Auf unserer Tour durch die Pampa begegnen wir immer wieder touristischen Hinweisschildern zu archäologischen Ausgrabungsstätten und versuchen unser Glück. Dann stehen wir auf einem Feld und können ein paar Löcher oder Gräben bewundern. Spannend. Nur einmal wird es wirklich interessant. Die Burgruine von Enisala ist auch schon von weitem zu sehen, da sie auf einem Hügel thront. Sie ist im 13 Jahrhundert auf den Ruinen einer alten byzantinischen Burg errichtet wurden. Vor allem der weite Blick von oben ist wunderschön. Der größte See Rumäniens liegt direkt vor unseren Füßen und die hügelige Landschaft hat ihren Reiz. Am Razim-See in Sarichioi finden wir eine Art Campingplatz. Da hat ein Einheimischer seinen kleinen Garten hinter dem Haus und direkt am See zum Campen frei gemacht. Perfekt. Sarichioi ist ein hauptsächlich von Lippowener Russen bewohnter Ort wie wir am Abend feststellen durften. Es war Wochenende und so sind wir in der „Disco“ des Dorfes gelandet und kamen schnell mit den Locals ins Gespräch. Als ich dann meine paar Wörter Russisch rausgehauen habe, war ich schnell der beste Freund der volltrunkenen Jugend. Der Name Sarichioi kommt wiederum wie viele Orte in dieser Gegend aus dem Türkischen. Ein Zeichen dafür das die Region in ihrer Geschichte die Heimat vieler Völker war, ob Griechen dann Römer und später die Osmanen und …. So haben wir uns hier die Stadt Babadag angeschaut, wahrscheinlich einer der letzten Orte, der ein wenig moslemisch geprägt ist. Hier gibt es die älteste Moschee Rumäniens und ein orientalisches Museum.
Zum Abschluss unserer Dobrudscha-Tour ging es dann in den Süden kurz vor die bulgarische Grenze. Besser gesagt nach Vama Veche am Schwarzen Meer. Das ist im Sommer der Party-Ort Rumäniens. An den Wochenenden ist gefühlt die ganze Jugend des Landes, oder die die sich dafür halten, hier und gefeiert wird überall wild. Der kleine Ort platzt aus allen Nähten, fast jedes Haus ist entweder eine Pension/Hotel oder eine Bar/Restaurant. Alle freien Flächen werden zu Camping bzw. Parkplätzen umfunktioniert. Man kann sich echt streiten über diesen Ort. Aber wer Partys mag der mag Vama Veche. Es ist wie ein Festivalbesuch nur ohne Eintritt. Wir wollten ein paar Freunde von Delia treffen, am Meer abhängen und Spaß haben. Nach langer Suche fanden wir Platz für Zelt und Auto und die Party konnte beginnen. Wie es der Zufall so wollte, sind auch mir Freunde über den Weg gelaufen. Wir hatten viel Spaß und wollten gar nicht weg. Aber leider mussten wir zurück nach Bukarest.

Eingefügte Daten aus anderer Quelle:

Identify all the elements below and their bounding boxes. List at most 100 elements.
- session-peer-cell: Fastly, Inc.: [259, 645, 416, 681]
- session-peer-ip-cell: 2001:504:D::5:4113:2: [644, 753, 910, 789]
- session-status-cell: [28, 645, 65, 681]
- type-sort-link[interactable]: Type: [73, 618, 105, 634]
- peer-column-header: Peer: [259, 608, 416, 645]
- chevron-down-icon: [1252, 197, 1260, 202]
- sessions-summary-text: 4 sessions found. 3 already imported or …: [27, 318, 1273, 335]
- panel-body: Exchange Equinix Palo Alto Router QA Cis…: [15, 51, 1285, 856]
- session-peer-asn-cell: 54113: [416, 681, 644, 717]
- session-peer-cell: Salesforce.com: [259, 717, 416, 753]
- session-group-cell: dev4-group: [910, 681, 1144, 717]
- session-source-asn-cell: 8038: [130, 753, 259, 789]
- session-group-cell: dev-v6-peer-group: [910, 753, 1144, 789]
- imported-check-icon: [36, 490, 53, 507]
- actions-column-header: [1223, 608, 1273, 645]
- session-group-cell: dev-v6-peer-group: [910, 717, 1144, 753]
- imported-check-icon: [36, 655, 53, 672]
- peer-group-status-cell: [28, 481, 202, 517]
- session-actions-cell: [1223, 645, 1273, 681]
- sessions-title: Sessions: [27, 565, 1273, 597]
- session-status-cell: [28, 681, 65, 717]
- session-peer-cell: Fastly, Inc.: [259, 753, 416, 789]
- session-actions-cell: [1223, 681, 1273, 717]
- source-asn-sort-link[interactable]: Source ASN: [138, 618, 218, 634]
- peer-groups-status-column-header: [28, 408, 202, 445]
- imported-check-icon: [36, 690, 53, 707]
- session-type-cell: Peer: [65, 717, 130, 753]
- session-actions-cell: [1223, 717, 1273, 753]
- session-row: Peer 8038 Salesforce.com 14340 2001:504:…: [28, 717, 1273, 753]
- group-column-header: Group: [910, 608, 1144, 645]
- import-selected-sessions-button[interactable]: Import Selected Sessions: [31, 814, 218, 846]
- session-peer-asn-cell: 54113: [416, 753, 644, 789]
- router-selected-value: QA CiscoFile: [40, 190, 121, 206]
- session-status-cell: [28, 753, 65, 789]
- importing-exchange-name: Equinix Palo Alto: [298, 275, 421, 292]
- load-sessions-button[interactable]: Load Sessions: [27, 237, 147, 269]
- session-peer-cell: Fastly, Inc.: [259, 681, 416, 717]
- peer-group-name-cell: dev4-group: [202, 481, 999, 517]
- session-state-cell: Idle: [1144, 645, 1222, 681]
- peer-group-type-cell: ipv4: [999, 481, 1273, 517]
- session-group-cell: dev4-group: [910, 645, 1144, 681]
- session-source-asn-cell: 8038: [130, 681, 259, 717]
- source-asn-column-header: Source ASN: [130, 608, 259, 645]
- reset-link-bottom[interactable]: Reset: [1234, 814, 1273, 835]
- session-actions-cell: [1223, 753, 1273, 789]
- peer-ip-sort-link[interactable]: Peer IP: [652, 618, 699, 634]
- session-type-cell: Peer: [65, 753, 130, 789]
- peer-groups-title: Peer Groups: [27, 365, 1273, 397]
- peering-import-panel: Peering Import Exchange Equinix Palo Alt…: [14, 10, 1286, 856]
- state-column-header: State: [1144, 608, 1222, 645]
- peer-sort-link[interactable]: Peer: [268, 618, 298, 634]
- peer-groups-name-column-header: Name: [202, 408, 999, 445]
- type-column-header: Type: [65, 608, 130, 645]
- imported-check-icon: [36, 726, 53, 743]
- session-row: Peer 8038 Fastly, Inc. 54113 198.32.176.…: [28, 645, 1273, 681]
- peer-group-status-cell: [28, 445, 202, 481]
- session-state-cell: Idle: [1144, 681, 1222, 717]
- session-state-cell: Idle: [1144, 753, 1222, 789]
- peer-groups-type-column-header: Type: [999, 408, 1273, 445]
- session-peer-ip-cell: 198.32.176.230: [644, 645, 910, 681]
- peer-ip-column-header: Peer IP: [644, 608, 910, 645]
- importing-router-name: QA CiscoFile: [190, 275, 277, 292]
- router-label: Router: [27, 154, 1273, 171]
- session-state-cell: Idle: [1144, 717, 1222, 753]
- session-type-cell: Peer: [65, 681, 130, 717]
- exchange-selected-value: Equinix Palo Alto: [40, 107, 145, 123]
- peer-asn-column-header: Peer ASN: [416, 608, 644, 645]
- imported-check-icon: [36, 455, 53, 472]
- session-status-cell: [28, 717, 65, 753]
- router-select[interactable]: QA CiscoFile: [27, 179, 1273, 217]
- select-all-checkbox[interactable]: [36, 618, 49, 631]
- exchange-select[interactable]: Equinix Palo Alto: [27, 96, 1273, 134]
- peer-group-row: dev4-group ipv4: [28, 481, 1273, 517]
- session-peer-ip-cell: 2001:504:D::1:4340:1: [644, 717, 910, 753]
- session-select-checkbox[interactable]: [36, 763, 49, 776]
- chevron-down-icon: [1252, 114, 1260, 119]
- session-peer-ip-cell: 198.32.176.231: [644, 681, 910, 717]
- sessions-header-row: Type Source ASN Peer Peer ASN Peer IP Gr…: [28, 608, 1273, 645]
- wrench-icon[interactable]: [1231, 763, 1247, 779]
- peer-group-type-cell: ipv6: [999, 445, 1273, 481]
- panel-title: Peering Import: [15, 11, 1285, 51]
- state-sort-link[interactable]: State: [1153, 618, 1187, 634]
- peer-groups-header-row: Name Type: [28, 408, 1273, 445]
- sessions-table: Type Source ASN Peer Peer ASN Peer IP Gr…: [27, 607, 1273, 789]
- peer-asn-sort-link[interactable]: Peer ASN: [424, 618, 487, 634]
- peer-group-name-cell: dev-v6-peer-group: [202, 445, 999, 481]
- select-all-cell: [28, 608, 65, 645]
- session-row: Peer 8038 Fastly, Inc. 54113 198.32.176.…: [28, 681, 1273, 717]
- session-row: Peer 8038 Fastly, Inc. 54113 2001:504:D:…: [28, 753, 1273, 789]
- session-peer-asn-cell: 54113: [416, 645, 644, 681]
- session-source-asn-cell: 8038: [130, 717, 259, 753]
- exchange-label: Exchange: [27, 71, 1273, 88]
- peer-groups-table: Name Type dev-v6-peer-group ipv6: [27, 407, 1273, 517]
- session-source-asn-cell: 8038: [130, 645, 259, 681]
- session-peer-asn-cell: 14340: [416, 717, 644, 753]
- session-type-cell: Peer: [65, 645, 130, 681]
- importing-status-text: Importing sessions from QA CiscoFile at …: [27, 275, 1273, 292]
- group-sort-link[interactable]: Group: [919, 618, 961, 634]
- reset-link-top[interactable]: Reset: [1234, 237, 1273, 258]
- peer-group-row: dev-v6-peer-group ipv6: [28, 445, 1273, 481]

Delia musste ein paar Tage arbeiten und das Auto musste abgegeben werden.
Die Hitze in der Stadt war kaum auszuhalten, 40 Grad und mehr. So waren wir meist in den Parks und auf den Terrassen bei Kaltgetränken anzutreffen. Oder wir fuhren mit den Fahrrädern im Kreis.
Am Ende meiner Reise ging es dann doch wieder nach Vama Veche – es war einfach zu heiß in Bukarest. Wir wissen zwar nicht mehr viel davon, es war wohl zu wild.
Übrigens bin ich gerade wieder für 10 Tage in Rumänien. Ob nur in Bukarest oder reisend???